Leguía Avenue was created as an integrating axis with Miraflores, then a balneario or resort town outside of the city, which was already growing as a town, and as a guideline to guide the urban expansion that the capital city was experiencing. Its physiognomy full of gardens and large houses marked it as one of the most aristocratic roads in the city, although a large part of its route still took place between fields of crops.

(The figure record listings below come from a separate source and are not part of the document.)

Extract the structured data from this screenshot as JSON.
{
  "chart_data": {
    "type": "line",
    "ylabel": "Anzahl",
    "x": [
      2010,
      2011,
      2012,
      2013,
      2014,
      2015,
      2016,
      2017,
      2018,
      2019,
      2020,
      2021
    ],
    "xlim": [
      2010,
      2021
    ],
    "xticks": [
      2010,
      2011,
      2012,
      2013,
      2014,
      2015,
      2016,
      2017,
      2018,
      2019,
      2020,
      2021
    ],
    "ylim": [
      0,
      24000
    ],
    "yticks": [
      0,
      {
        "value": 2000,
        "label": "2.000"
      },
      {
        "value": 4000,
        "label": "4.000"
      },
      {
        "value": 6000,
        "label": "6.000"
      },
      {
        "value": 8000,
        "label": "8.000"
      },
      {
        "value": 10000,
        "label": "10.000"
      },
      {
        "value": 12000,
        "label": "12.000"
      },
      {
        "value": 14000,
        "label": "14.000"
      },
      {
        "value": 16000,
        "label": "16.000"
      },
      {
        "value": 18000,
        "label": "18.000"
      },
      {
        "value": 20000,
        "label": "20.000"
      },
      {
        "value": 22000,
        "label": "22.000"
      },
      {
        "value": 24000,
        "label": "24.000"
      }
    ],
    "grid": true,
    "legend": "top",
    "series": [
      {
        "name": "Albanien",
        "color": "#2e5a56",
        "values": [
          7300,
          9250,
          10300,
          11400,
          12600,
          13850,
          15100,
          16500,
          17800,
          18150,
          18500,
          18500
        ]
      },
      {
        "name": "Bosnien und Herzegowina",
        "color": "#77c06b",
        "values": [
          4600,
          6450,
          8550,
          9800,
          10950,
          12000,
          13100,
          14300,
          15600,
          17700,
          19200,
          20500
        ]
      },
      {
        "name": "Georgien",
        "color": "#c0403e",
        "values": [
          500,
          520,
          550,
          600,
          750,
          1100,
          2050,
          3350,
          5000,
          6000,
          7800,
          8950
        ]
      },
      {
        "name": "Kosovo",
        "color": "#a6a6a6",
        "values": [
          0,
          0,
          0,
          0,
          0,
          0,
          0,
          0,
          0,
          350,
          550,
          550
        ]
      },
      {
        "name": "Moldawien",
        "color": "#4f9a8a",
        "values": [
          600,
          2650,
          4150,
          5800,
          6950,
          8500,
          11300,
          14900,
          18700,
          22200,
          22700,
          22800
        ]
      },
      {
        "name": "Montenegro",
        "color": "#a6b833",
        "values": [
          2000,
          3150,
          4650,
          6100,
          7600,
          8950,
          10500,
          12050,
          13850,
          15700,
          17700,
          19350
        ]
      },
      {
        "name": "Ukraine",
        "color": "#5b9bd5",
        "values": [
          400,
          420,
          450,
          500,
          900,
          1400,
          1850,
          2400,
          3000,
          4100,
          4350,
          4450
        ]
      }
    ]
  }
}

In 1930, colonel Luis Miguel Sánchez Cerro launched a successful coup d'état from the city of Arequipa, which soon concluded with the end of Leguía's rule in Lima. Following the events, the avenue was renamed as the Avenida de la Revolución. However, due to its insurgent character, the avenue was soon renamed again after the city from where Sánchez Cerro's uprising.

===Recent history===
Over the years, the large houses that once characterised the avenue have gradually disappeared, as has its residential nature. It is currently a commercial axis of the city, which includes a large number of educational centres, such as pre-university academies, regular schools, institutes of higher education and universities.

Prior to the implementation of the SIT, the avenue was the seventh most congested road in Lima due to the excessive circulation of public transport units.

==Transport==
The avenue one lane on each direction reserved for the Integrated Transport System (SIT), the city's bus system.

===Bus service===
The avenue is serviced by the Corredor Azul, a bus route of the SIT.